WaNLI results in improvements over multiple out-of-domain datasets, include 11% improvement on HANS and 9% on Adversarial NLI. Noteworthy is the proposed technique is not tied to NLI datasets, but can be used for any classification task. Further, when finetuning on MNLI plus an auxiliary dataset, WaNLI performs the best as the auxiliary dataset. Still, finetuning solely on WaNLI results in the second best performance, only behind pairing WaNLI with an auxiliary adversarial NLI dataset.
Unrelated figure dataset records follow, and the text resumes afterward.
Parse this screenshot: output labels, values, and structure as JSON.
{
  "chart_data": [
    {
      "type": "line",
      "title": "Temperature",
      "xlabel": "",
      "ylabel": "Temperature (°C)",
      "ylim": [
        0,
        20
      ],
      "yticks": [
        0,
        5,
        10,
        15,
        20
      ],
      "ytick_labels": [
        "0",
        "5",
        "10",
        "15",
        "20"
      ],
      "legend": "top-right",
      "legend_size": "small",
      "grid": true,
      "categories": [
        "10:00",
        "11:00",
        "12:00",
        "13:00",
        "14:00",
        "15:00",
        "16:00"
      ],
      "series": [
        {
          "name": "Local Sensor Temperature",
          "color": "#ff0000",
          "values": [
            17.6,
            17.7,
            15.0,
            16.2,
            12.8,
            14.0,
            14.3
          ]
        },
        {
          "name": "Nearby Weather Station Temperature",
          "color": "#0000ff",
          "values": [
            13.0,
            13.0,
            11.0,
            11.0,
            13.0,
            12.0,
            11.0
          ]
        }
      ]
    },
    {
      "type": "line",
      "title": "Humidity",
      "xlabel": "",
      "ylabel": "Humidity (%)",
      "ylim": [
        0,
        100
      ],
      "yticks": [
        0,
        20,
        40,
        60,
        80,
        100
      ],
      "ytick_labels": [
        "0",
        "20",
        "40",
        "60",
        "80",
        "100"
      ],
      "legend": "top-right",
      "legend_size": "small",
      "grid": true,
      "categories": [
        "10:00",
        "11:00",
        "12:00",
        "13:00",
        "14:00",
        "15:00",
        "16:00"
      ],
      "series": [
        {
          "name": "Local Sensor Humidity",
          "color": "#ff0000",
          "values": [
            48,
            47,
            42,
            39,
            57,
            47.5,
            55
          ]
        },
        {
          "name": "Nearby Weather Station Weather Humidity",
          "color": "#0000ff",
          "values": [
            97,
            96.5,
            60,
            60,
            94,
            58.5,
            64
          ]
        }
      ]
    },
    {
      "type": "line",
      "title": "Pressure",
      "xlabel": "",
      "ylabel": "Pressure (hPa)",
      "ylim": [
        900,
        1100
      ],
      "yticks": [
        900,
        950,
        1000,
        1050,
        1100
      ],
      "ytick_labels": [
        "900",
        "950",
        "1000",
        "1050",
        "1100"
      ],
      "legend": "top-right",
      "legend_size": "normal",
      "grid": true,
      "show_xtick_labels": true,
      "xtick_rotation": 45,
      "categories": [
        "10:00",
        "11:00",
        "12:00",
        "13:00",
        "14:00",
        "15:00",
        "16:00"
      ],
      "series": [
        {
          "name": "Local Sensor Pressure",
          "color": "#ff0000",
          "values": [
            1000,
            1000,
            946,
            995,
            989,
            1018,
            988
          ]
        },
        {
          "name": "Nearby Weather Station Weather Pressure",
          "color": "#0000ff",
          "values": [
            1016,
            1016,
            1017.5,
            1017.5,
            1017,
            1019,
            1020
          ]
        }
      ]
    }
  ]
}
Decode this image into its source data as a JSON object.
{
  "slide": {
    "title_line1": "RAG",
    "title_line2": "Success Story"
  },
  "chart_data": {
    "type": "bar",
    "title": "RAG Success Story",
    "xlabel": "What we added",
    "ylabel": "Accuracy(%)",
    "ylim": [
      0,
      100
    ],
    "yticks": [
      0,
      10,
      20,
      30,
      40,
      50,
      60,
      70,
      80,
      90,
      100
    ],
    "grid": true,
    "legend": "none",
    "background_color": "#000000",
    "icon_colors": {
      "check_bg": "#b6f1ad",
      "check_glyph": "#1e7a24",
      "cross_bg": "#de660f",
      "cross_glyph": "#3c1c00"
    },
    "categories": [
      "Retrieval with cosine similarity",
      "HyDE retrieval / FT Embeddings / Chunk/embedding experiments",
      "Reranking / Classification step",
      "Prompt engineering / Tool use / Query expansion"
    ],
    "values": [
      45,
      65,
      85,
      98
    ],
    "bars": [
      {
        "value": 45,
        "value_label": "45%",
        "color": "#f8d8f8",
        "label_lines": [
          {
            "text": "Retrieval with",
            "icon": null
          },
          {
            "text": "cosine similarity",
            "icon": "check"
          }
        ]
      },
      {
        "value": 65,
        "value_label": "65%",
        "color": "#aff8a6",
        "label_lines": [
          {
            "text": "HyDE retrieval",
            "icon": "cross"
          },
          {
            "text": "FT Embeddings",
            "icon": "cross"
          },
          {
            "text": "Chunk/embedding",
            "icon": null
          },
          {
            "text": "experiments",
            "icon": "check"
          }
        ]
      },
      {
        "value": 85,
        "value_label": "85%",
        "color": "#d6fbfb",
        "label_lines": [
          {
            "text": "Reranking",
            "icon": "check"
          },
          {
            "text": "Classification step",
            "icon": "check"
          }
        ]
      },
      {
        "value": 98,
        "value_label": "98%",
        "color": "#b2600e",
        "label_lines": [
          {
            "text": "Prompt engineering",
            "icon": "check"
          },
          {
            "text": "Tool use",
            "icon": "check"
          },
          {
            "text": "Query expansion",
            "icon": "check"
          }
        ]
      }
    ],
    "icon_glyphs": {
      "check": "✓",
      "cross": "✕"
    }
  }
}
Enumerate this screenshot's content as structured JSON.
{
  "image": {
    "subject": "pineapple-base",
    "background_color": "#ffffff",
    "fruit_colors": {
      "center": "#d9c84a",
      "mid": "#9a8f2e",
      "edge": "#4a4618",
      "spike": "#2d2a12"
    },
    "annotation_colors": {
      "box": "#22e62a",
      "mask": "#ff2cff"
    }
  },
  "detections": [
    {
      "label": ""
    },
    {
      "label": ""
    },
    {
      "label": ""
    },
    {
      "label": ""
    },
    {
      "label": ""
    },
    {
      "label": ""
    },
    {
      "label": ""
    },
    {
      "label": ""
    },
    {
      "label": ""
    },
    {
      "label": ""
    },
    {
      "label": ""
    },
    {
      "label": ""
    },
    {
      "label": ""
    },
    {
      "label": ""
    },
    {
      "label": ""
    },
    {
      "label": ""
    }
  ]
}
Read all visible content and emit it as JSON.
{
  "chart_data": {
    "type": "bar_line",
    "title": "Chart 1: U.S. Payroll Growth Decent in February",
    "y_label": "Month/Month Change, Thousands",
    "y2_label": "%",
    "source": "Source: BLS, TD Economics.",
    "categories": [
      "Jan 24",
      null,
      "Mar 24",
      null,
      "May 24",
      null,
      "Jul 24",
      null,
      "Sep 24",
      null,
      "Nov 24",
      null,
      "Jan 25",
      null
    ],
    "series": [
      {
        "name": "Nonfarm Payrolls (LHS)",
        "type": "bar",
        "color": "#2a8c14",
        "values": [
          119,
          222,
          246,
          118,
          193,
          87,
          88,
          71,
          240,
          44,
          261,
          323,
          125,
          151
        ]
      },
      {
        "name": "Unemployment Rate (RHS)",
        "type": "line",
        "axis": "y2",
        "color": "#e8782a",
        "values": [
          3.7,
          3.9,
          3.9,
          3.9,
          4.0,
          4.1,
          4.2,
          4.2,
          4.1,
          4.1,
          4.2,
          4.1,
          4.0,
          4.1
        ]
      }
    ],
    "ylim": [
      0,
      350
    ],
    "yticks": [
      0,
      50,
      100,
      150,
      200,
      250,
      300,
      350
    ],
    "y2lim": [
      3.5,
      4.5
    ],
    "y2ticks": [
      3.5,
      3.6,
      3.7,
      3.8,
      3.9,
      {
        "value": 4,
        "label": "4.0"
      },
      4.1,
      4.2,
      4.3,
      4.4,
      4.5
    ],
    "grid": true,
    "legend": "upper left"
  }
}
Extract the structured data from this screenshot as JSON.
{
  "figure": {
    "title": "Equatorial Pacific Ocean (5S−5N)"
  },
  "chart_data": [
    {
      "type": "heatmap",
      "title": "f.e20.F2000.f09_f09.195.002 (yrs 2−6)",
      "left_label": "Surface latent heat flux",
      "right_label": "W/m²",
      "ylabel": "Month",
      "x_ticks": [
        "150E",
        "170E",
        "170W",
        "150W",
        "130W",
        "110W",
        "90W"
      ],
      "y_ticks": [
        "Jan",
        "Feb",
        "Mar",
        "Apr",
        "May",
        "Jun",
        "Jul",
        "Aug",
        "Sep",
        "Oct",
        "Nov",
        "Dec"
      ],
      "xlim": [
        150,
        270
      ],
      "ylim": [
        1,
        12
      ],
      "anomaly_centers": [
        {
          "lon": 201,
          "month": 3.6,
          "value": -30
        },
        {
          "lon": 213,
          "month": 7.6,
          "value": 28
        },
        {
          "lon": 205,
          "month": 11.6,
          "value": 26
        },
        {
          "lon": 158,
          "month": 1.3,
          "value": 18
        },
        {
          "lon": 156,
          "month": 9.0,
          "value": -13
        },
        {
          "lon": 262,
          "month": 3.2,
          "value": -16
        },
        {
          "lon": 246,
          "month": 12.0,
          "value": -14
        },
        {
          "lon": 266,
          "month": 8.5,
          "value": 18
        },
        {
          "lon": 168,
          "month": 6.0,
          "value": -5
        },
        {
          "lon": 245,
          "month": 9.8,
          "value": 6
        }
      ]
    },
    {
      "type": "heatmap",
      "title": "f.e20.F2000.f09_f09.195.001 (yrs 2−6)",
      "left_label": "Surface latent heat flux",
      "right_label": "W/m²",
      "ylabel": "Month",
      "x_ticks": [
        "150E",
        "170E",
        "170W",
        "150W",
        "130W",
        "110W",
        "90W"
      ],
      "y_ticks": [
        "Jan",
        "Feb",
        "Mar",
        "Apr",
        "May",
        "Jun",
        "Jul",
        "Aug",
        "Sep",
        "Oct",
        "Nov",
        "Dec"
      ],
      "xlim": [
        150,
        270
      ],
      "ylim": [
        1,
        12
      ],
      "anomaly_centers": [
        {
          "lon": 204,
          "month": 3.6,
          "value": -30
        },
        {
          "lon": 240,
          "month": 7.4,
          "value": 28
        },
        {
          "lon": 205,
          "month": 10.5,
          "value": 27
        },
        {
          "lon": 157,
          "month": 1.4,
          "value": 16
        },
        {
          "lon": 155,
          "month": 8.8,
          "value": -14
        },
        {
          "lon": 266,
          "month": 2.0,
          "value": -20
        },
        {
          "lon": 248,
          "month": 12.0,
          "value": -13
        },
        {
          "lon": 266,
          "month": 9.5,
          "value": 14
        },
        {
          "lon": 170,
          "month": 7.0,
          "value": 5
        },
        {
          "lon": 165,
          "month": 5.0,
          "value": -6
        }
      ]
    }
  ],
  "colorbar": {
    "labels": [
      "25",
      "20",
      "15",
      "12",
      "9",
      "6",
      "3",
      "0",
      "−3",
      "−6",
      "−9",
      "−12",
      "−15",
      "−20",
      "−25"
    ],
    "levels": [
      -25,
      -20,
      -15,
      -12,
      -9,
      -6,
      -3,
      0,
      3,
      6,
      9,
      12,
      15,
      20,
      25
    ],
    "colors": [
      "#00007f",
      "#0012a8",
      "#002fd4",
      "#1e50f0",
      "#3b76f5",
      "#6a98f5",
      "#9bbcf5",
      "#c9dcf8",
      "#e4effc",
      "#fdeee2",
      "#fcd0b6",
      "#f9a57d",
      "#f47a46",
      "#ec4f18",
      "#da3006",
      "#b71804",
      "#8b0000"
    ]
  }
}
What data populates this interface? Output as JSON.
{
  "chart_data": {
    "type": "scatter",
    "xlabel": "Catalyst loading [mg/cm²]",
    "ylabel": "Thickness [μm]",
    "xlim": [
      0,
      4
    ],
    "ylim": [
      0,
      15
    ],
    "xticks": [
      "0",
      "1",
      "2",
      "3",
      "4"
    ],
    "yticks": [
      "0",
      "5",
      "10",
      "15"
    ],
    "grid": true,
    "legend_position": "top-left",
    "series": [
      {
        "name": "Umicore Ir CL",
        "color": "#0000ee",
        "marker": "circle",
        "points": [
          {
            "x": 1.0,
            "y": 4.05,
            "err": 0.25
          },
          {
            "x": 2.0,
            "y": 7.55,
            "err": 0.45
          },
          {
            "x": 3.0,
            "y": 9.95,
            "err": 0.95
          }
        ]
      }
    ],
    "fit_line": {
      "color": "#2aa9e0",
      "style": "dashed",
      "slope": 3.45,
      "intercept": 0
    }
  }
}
Finally, the authors analyze artifacts present in WaNLI. They show that a model that only sees one of premise/hypothesis (that is, there is no way to infer the label) has an accuracy of approximately 42%, while the experiment on MNLI results in 50% accuracy. Further, semantic similarity between the premise and the three labels (neutral, entailment and contradiction) is computed for MNLI and WaNLI. In MNLI, the premise is more similar to the entailment, followed by neutral and then contradiction. In WaNLI, representations are much closer with more overlap, making it harder to distinguish (especially between neutral and contradiction). Finally, with DataMaps the authors show that in MNLI most examples are easy to learn, while in WaNLI the distribution is more spread out.

In conclusion, the authors not only propose an interesting and useful data collection process, but also propose an NLI with (seemingly) more robustness than the current datasets.


Alisa Liu et al. WANLI: Worker and AI Collaboration for Natural Language Inference Dataset Creation. 2022. arXiv: 2201.05955 [cs.CL].